Count Four of the complaint alleges a civil violation of RICO. In substance, the plaintiffs allege that Perez Sandoval, SFC, inversiones, and the three New York corporations committed various predicate racketeering acts designed to loot SFC, thereby "substantially impairing" SFC's "ability to operate as a going concern," and rendered SFC "unable to repay LEB on a timely basis." See Comp. paras. 22-29, 33. Perez Sandoval acted to keep SFC's creditors from pursuing "legal remedies against him while he continued the process of looting SFC." Id. at para. 31. He made multiple fraudulent misrepresentations that "induced LEB to forgo recourse to judicial remedies necessary to insure timely repayment of its loans to" SFC. See id. at paras. 30-32. Plaintiffs claim to be injured financially by this conduct because SFC is unable to pay its creditors, including the syndicate. See Comp. para. 61.
The defendants assert that the plaintiffs lack standing to assert the RICO claim, relying on Rand v.
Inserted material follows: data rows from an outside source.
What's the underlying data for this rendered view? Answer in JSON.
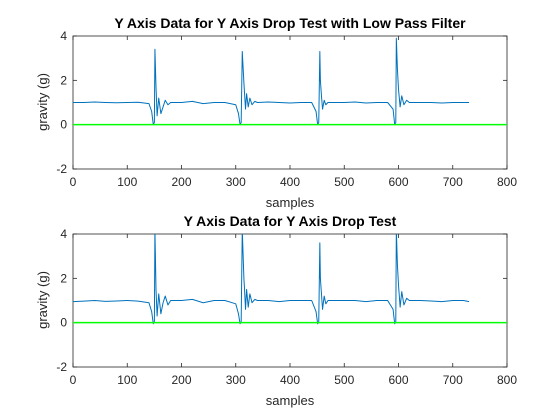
{
  "figure": {
    "background": "#ffffff",
    "axes_color": "#262626",
    "signal_color": "#0072BD",
    "baseline_color": "#00FF00"
  },
  "chart_data": [
    {
      "type": "line",
      "title": "Y Axis Data for Y Axis Drop Test with Low Pass Filter",
      "xlabel": "samples",
      "ylabel": "gravity (g)",
      "xlim": [
        0,
        800
      ],
      "ylim": [
        -2,
        4
      ],
      "xticks": [
        0,
        100,
        200,
        300,
        400,
        500,
        600,
        700,
        800
      ],
      "yticks": [
        -2,
        0,
        2,
        4
      ],
      "grid": false,
      "series": [
        {
          "x": [
            0,
            20,
            40,
            60,
            80,
            100,
            120,
            140,
            145,
            148,
            150,
            151,
            153,
            155,
            158,
            162,
            166,
            170,
            175,
            180,
            200,
            220,
            240,
            260,
            280,
            300,
            305,
            308,
            310,
            312,
            315,
            316,
            318,
            320,
            323,
            326,
            330,
            335,
            340,
            360,
            380,
            400,
            420,
            440,
            448,
            451,
            453,
            455,
            456,
            458,
            460,
            463,
            466,
            470,
            480,
            500,
            520,
            540,
            560,
            580,
            590,
            593,
            595,
            596,
            598,
            600,
            603,
            606,
            610,
            615,
            620,
            640,
            660,
            680,
            700,
            720,
            730
          ],
          "y": [
            1.0,
            1.0,
            1.02,
            1.0,
            0.99,
            1.0,
            1.01,
            0.95,
            0.6,
            0.0,
            0.1,
            3.4,
            1.7,
            0.4,
            1.2,
            0.5,
            0.8,
            1.1,
            0.9,
            1.0,
            1.0,
            1.05,
            0.95,
            1.0,
            1.0,
            0.9,
            0.5,
            0.0,
            0.1,
            3.3,
            1.9,
            1.5,
            0.7,
            1.4,
            0.8,
            1.2,
            0.9,
            1.05,
            1.0,
            1.02,
            1.0,
            0.98,
            1.0,
            1.0,
            0.6,
            0.0,
            0.1,
            3.3,
            2.0,
            1.3,
            0.7,
            1.1,
            0.9,
            1.0,
            1.0,
            1.0,
            1.02,
            0.98,
            1.0,
            1.0,
            0.7,
            0.0,
            0.1,
            3.9,
            2.5,
            1.6,
            0.8,
            1.3,
            0.9,
            1.1,
            1.0,
            1.0,
            1.0,
            0.98,
            1.0,
            1.0,
            1.0
          ]
        },
        {
          "x": [
            0,
            800
          ],
          "y": [
            0,
            0
          ]
        }
      ]
    },
    {
      "type": "line",
      "title": "Y Axis Data for Y Axis Drop Test",
      "xlabel": "samples",
      "ylabel": "gravity (g)",
      "xlim": [
        0,
        800
      ],
      "ylim": [
        -2,
        4
      ],
      "xticks": [
        0,
        100,
        200,
        300,
        400,
        500,
        600,
        700,
        800
      ],
      "yticks": [
        -2,
        0,
        2,
        4
      ],
      "grid": false,
      "series": [
        {
          "x": [
            0,
            20,
            40,
            60,
            80,
            100,
            120,
            140,
            145,
            148,
            150,
            151,
            153,
            155,
            158,
            162,
            166,
            170,
            175,
            180,
            200,
            220,
            240,
            260,
            280,
            300,
            305,
            308,
            310,
            312,
            315,
            316,
            318,
            320,
            323,
            326,
            330,
            335,
            340,
            360,
            380,
            400,
            420,
            440,
            448,
            451,
            453,
            455,
            456,
            458,
            460,
            463,
            466,
            470,
            480,
            500,
            520,
            540,
            560,
            580,
            590,
            593,
            595,
            596,
            598,
            600,
            603,
            606,
            610,
            615,
            620,
            640,
            660,
            680,
            700,
            720,
            730
          ],
          "y": [
            0.95,
            0.97,
            1.0,
            0.96,
            0.98,
            1.0,
            0.97,
            0.9,
            0.5,
            -0.05,
            0.05,
            4.2,
            1.5,
            0.3,
            1.3,
            0.4,
            0.9,
            1.2,
            0.8,
            1.0,
            1.0,
            1.05,
            0.9,
            1.0,
            1.0,
            0.85,
            0.4,
            -0.05,
            0.05,
            4.2,
            2.0,
            1.6,
            0.6,
            1.5,
            0.7,
            1.3,
            0.9,
            1.05,
            1.0,
            1.0,
            0.95,
            1.0,
            1.0,
            1.0,
            0.5,
            -0.05,
            0.05,
            3.6,
            2.0,
            1.3,
            0.6,
            1.2,
            0.85,
            1.0,
            1.0,
            1.0,
            1.0,
            0.95,
            1.0,
            1.0,
            0.6,
            -0.05,
            0.05,
            4.2,
            2.6,
            1.7,
            0.7,
            1.4,
            0.8,
            1.1,
            1.0,
            1.0,
            0.98,
            0.95,
            1.0,
            1.0,
            0.95
          ]
        },
        {
          "x": [
            0,
            800
          ],
          "y": [
            0,
            0
          ]
        }
      ]
    }
  ]
}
Anaconda-Ericsson, Inc., 794 F.2d 843, 849 (2d Cir.), cert. denied, 479 U.S. 987, 107 S.Ct. 579, 93 L.Ed. 2d 582 (1986). Rand involved a suit by shareholders of a corporation injured by racketeering activity. See 794 F.2d at 844. The Second Circuit held that the shareholders had no standing to assert such derivative claims. See id. at 849.
The plaintiffs in this action, however, are creditors of the injured corporation, not shareholders. The Second Circuit has recently distinguished Rand on this very ground. In Bankers Trust Co. v. Rhoades, 859 F.2d 1096 (2d Cir.1988), a creditor alleged that it was induced to accept a bankrupt debtor's plan of arrangement under which it received "only 17.5% of its allowed claim" after the individuals owning the corporate debtor "fraudulently concealed from the debtor's creditors a major asset." See id. at 1098. The creditor alleged that if it had "known of the fraudulent transfer of the asset, it never would have consented to the reorganization plan." Id. at 1099. The debtor was involved in bankruptcy proceedings that continued through the date of the Second Circuit's decision. See id. at 1099.